One year we were waiting in the line up, behind a wonderful group all decked out as cowboys, with a mule drawn chuckwagon. They were seasoned parade riders, having done these parades for years. A band marched by, and I noticed their horses never even looked up. I commented on how calm the horses were, and the rider said "You would be calm too with two tubes of Quietex in you."
I was flabberghasted, it never even occured to us to give our horses Quietex, or something like it. (honestly, most of us had never heard of it) I have to admit, they didn't have the same dancing and snorting we had. Even the calmest and best trained horse is still going to look and snort when I giant balloon goes over head, or a band booms it's drums right in your ear. Plus the crawl and stop, crawl and stop movement of a parade is especially trying on TWH since they really love to move out.
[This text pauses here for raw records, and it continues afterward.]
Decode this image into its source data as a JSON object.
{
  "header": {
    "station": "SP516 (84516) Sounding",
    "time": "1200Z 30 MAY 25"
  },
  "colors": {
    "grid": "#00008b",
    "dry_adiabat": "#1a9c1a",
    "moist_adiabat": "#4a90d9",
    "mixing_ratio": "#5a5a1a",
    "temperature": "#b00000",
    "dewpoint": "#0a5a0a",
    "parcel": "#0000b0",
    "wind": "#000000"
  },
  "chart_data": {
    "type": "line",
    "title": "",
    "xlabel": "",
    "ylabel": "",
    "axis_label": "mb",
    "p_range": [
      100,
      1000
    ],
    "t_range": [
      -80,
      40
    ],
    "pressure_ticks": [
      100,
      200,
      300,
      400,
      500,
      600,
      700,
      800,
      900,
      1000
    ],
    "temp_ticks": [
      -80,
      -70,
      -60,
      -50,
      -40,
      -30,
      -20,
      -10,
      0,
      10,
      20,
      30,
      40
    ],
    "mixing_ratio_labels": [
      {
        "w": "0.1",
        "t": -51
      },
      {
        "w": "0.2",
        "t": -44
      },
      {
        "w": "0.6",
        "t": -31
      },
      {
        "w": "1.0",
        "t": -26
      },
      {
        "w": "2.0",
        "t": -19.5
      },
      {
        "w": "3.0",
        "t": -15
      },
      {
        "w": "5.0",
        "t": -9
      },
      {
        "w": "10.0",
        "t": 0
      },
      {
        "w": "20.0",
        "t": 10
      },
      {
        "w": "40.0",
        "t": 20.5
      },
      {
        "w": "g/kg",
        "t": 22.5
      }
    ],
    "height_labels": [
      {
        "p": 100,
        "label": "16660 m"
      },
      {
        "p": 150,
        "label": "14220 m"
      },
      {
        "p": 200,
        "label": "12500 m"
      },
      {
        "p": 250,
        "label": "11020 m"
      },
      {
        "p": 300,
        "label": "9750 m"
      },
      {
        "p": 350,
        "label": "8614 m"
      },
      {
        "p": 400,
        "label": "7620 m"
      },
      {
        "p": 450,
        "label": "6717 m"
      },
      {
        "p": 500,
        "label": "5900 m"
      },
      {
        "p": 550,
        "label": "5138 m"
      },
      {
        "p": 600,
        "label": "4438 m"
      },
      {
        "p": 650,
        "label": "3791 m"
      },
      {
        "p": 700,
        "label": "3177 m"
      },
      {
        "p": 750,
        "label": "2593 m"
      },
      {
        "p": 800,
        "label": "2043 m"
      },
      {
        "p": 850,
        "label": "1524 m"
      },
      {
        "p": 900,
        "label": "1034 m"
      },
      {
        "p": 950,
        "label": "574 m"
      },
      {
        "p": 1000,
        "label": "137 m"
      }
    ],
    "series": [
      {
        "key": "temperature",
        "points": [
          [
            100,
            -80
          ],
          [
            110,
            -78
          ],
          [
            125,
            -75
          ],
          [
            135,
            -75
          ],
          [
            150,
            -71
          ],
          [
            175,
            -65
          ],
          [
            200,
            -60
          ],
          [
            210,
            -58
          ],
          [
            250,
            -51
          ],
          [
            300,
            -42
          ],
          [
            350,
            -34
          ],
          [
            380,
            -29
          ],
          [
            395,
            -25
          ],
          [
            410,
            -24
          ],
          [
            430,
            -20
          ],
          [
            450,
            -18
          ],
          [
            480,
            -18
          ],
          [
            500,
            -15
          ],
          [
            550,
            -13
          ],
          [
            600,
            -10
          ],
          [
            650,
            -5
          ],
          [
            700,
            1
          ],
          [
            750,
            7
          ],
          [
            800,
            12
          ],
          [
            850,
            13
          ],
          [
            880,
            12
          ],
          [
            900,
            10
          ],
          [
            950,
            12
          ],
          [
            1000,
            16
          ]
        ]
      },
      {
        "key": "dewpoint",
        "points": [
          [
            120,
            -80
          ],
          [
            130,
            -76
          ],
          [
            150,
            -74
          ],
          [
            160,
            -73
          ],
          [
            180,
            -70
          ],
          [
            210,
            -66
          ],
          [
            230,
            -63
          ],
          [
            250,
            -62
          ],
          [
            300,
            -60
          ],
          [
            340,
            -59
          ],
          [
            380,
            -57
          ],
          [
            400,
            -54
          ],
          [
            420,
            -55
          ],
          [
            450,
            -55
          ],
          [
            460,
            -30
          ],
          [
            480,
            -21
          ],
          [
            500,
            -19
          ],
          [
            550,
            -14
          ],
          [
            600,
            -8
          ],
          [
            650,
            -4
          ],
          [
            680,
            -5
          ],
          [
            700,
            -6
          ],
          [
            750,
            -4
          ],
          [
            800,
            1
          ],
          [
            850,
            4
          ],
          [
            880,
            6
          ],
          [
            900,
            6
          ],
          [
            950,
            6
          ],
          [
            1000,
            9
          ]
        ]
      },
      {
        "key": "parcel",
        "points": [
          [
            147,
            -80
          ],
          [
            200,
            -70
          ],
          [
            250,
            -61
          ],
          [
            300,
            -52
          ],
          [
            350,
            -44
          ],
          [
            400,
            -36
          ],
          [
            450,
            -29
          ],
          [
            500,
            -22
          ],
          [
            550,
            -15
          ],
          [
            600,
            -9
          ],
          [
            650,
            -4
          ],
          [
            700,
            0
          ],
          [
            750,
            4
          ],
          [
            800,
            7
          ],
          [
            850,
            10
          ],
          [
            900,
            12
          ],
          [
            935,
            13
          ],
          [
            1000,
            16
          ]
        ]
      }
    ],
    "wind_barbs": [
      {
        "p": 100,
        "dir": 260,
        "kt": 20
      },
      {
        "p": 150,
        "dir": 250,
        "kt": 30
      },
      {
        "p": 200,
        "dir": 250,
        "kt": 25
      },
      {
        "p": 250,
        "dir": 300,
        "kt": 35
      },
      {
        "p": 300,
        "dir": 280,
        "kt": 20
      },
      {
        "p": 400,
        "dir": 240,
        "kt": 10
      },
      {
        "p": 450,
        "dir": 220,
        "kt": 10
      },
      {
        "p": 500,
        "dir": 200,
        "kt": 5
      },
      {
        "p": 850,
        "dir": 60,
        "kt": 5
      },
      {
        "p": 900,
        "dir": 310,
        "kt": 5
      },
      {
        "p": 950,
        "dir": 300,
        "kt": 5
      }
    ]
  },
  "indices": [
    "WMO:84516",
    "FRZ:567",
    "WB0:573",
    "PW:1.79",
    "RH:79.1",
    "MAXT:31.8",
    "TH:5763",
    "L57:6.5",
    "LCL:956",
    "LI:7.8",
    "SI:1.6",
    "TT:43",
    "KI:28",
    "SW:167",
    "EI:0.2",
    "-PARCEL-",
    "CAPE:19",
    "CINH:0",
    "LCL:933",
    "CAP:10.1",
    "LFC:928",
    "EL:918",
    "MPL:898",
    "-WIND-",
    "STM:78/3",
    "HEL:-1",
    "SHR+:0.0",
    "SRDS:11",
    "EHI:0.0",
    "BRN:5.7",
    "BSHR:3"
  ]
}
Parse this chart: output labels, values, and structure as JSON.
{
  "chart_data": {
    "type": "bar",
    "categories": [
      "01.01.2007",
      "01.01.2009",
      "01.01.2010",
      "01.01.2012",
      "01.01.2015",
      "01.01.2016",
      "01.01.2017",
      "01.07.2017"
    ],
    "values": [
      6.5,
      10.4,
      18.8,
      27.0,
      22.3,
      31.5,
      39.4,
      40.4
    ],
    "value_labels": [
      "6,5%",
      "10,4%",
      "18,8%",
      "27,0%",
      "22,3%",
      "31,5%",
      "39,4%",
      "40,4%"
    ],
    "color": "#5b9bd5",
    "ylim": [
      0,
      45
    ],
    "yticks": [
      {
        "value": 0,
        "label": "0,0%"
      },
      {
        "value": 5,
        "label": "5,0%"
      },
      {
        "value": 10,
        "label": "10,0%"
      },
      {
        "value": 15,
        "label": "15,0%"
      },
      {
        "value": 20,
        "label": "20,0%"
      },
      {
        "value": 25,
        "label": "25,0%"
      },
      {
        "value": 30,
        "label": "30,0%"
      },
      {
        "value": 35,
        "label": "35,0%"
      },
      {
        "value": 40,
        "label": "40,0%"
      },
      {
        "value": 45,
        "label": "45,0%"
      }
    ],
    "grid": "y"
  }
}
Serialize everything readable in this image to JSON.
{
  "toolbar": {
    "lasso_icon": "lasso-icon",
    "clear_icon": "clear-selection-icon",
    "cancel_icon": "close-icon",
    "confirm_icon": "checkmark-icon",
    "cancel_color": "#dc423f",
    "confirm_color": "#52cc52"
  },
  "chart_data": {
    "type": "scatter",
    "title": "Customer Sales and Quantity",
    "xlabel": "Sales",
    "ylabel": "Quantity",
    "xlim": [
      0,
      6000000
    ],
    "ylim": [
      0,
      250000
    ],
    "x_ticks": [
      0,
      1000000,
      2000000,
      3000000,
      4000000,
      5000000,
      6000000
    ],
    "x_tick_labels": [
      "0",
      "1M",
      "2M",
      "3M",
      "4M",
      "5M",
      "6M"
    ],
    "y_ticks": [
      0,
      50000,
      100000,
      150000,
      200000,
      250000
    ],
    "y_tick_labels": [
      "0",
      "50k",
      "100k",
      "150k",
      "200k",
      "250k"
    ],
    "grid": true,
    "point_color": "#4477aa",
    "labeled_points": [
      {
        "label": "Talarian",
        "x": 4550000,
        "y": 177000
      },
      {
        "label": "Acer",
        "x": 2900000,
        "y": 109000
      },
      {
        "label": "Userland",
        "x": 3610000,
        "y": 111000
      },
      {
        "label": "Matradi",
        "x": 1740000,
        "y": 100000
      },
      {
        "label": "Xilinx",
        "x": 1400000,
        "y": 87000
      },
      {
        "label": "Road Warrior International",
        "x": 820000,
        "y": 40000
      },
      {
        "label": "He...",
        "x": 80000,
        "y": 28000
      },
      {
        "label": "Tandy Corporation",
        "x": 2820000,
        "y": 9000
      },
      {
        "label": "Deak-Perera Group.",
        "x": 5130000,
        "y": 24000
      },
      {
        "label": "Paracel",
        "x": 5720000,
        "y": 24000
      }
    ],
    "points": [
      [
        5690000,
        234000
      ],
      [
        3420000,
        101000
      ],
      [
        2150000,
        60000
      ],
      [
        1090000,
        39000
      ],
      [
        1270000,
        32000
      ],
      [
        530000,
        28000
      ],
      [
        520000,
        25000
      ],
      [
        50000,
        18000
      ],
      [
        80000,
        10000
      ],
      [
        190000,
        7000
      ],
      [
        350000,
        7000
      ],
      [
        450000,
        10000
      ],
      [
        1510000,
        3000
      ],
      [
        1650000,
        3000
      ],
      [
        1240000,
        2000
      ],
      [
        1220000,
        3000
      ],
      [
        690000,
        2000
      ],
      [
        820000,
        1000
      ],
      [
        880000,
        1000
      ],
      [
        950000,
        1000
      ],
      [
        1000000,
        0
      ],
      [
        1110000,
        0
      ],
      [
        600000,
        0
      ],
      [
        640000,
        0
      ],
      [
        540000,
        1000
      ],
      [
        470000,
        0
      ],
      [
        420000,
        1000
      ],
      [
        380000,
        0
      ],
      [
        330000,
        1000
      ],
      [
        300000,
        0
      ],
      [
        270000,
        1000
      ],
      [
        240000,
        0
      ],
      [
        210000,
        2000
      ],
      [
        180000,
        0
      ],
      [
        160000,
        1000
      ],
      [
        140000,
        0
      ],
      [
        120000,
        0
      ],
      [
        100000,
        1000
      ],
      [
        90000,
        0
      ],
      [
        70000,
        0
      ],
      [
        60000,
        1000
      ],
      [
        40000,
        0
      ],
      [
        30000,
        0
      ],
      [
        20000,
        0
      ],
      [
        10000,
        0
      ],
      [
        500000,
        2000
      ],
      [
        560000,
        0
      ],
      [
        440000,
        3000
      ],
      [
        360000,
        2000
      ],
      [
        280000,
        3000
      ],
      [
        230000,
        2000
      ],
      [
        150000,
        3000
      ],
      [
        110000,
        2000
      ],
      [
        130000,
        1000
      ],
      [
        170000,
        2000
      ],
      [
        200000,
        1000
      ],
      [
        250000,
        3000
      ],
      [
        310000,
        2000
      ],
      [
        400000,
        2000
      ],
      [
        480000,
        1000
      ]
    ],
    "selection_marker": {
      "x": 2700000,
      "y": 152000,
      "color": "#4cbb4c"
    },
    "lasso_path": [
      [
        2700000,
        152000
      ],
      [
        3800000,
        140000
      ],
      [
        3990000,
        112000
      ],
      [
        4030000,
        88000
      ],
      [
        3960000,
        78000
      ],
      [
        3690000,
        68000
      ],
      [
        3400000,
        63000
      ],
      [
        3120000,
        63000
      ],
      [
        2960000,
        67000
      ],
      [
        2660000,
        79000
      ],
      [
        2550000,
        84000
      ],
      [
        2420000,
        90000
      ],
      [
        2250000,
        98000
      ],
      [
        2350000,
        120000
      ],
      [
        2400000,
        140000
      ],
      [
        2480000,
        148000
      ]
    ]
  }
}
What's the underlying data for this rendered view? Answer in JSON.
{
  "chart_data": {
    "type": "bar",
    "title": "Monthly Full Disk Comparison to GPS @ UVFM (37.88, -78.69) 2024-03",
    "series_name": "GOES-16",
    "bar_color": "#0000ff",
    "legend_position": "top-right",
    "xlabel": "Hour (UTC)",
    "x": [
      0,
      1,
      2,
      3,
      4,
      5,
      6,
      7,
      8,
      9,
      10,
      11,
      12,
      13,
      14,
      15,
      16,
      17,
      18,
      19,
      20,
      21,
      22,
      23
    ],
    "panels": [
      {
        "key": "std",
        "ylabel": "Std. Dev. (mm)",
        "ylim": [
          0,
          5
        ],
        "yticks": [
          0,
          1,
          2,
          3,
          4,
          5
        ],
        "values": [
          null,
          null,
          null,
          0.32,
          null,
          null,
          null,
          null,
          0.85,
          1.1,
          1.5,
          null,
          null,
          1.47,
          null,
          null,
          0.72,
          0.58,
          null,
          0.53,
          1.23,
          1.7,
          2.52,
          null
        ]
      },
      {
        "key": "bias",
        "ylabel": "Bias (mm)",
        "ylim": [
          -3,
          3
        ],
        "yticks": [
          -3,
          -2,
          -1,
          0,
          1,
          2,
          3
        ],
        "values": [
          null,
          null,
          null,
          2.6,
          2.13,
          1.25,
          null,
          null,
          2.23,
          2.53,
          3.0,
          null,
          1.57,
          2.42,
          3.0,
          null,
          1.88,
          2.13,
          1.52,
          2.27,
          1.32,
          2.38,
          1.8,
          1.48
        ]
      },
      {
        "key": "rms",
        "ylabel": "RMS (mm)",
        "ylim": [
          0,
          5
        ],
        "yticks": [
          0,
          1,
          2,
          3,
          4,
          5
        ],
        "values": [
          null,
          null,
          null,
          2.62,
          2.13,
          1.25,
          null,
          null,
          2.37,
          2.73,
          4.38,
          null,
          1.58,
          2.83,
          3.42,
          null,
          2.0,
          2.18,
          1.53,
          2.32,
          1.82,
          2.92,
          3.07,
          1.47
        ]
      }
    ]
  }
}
But after hearing this, I was even more proud of our horses, and our club. For novice parade riders, we did well and never had an incident. We eventually did parades ranging from St' Patricks Day in Alexandria, to Fourth of July parades all over Md, to the Thanksgiving Day parade in Philadelphia.
Parades are a lot of work, but it's worth it all for the kids. They love seeing the horses, and I remember being just such a kid, whose only contact with a horse was watching them dance by in a parade. It was the biggest thrill of the day.